Yesterday the charity sent out a letter that stated that of the 5,000 applications handled in 2011 nearly 50% were from those affected by autistic spectrum disorders (ASD). They argue that due to limited resources and funds they are no longer able to deal with these applications as efficiently as they wish. As a result those families whose children are on the autistic spectrum will no longer be able to apply directly to the charity. Instead they will have to apply for complimentary tickets through their local NAS group or through the special school their child attends.
With such an increase in applications it may seem a logical way to divert applications through the National Autistic Society (NAS) or through special schools but when you look closer the proposals are flawed.
Not all children with ASD are lucky enough to get a place in special school even if they have a need for specialised education. As I have experienced, there is insufficient educational provision for those affected by ASD and families are often forced into non-specialist provision which is often not supportive enough.
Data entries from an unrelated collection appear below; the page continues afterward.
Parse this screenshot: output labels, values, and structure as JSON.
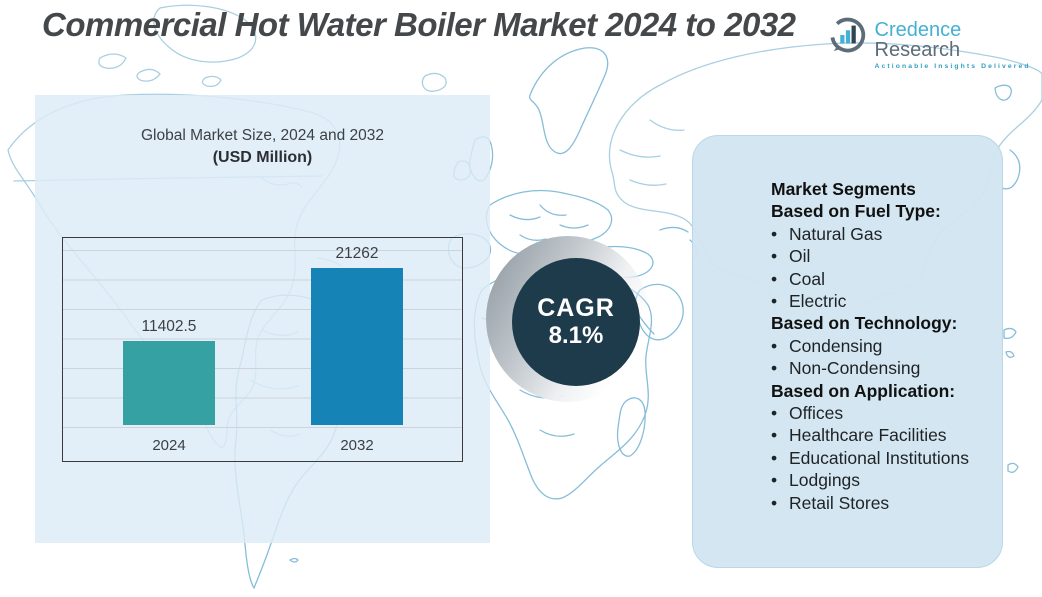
{
  "header": {
    "title": "Commercial Hot Water Boiler Market 2024 to 2032",
    "logo": {
      "brand_primary": "Credence",
      "brand_secondary": " Research",
      "tagline": "Actionable Insights Delivered"
    }
  },
  "chart_data": {
    "type": "bar",
    "title": "Global Market Size, 2024 and 2032",
    "subtitle": "(USD Million)",
    "categories": [
      "2024",
      "2032"
    ],
    "values": [
      11402.5,
      21262
    ],
    "value_labels": [
      "11402.5",
      "21262"
    ],
    "ylim": [
      0,
      25300
    ],
    "grid": true,
    "legend": false,
    "bar_colors": [
      "#35a1a3",
      "#1583b5"
    ]
  },
  "cagr": {
    "label": "CAGR",
    "value": "8.1%"
  },
  "segments": {
    "title": "Market Segments",
    "sections": [
      {
        "heading": "Based on Fuel Type:",
        "items": [
          "Natural Gas",
          "Oil",
          "Coal",
          "Electric"
        ]
      },
      {
        "heading": "Based on Technology:",
        "items": [
          "Condensing",
          "Non-Condensing"
        ]
      },
      {
        "heading": "Based on Application:",
        "items": [
          "Offices",
          "Healthcare Facilities",
          "Educational Institutions",
          "Lodgings",
          "Retail Stores"
        ]
      }
    ]
  },
  "colors": {
    "bar_2024": "#35a1a3",
    "bar_2032": "#1583b5",
    "cagr_circle": "#1d3b4a",
    "panel_blue": "#d2e5f1",
    "map_line": "#a9cfe2",
    "brand_blue": "#45b0d5",
    "title_gray": "#45484b"
  }
}
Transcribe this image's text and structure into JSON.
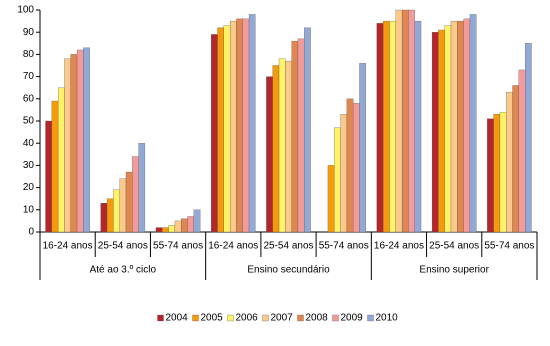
{
  "chart_data": {
    "type": "bar",
    "categories": [
      "16-24 anos",
      "25-54 anos",
      "55-74 anos",
      "16-24 anos",
      "25-54 anos",
      "55-74 anos",
      "16-24 anos",
      "25-54 anos",
      "55-74 anos"
    ],
    "groups": [
      "Até ao 3.º ciclo",
      "Ensino secundário",
      "Ensino superior"
    ],
    "series": [
      {
        "name": "2004",
        "color": "#b3262b",
        "values": [
          50,
          13,
          2,
          89,
          70,
          null,
          94,
          90,
          51
        ]
      },
      {
        "name": "2005",
        "color": "#f59a0a",
        "values": [
          59,
          15,
          2,
          92,
          75,
          30,
          95,
          91,
          53
        ]
      },
      {
        "name": "2006",
        "color": "#fff266",
        "values": [
          65,
          19,
          3,
          93,
          78,
          47,
          95,
          93,
          54
        ]
      },
      {
        "name": "2007",
        "color": "#fbc98a",
        "values": [
          78,
          24,
          5,
          95,
          77,
          53,
          100,
          95,
          63
        ]
      },
      {
        "name": "2008",
        "color": "#e08650",
        "values": [
          80,
          27,
          6,
          96,
          86,
          60,
          100,
          95,
          66
        ]
      },
      {
        "name": "2009",
        "color": "#f59a9a",
        "values": [
          82,
          34,
          7,
          96,
          87,
          58,
          100,
          96,
          73
        ]
      },
      {
        "name": "2010",
        "color": "#92a9d6",
        "values": [
          83,
          40,
          10,
          98,
          92,
          76,
          95,
          98,
          85
        ]
      }
    ],
    "ylim": [
      0,
      100
    ],
    "yticks": [
      0,
      10,
      20,
      30,
      40,
      50,
      60,
      70,
      80,
      90,
      100
    ],
    "grid": false,
    "legend": "bottom"
  }
}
This doesn’t mean their child’s ASD is necessarily less than those in specialised schooling. Furthermore there are also those who are out of school or who are being home educated whose ASD’s can be as disabling as those in special school.
Another problem is relying on local NAS groups to apply for tickets on behalf of their members. There is a cost attached to becoming a member of the NAS so clearly those who have can’t afford a membership are going to be excluded from applying for tickets. Furthermore, do local NAS branches have any idea of the number of families affected by ASD in their locality and if they do will they be applying any sort of criteria as to who is applicable for complimentary tickets? And, what about parts of the country that are not served by NAS branches?
It seems that these ill-thought out proposals are a way of restricting the huge number of applications to those who have more severe forms of ASD but this raises questions about what we mean by ‘severe’. I accept that there may be some people with a mild form of ASD who can access fun parks with minimal distress but for the bulk of people with ASD, I believe their disability is a barrier to coping with everyday things. And I should know. With two children on different points of the spectrum (including a daughter with aspergers) our lives are significantly affected by their disabilities. In many ways we feel as though we just ‘exist’ as our lives are largely housebound dealing with our children’s difficulties. This isn’t meant to be a sob story but the reality for me and many other families like mine.
So it is shocking to learn that a children’s charity wants to disuade applications from families with autistic children just because the organisation are receiving too many applications. To single out a disability in this way is discriminative as far as I am concerned and until the charity reverses its policy or makes it fair for all families with disabled children to apply, I will be boycotting the Merlin organisation.
This post is day 24 of the nablopomo challenge where I have to submit a blogpost every day in the month of November.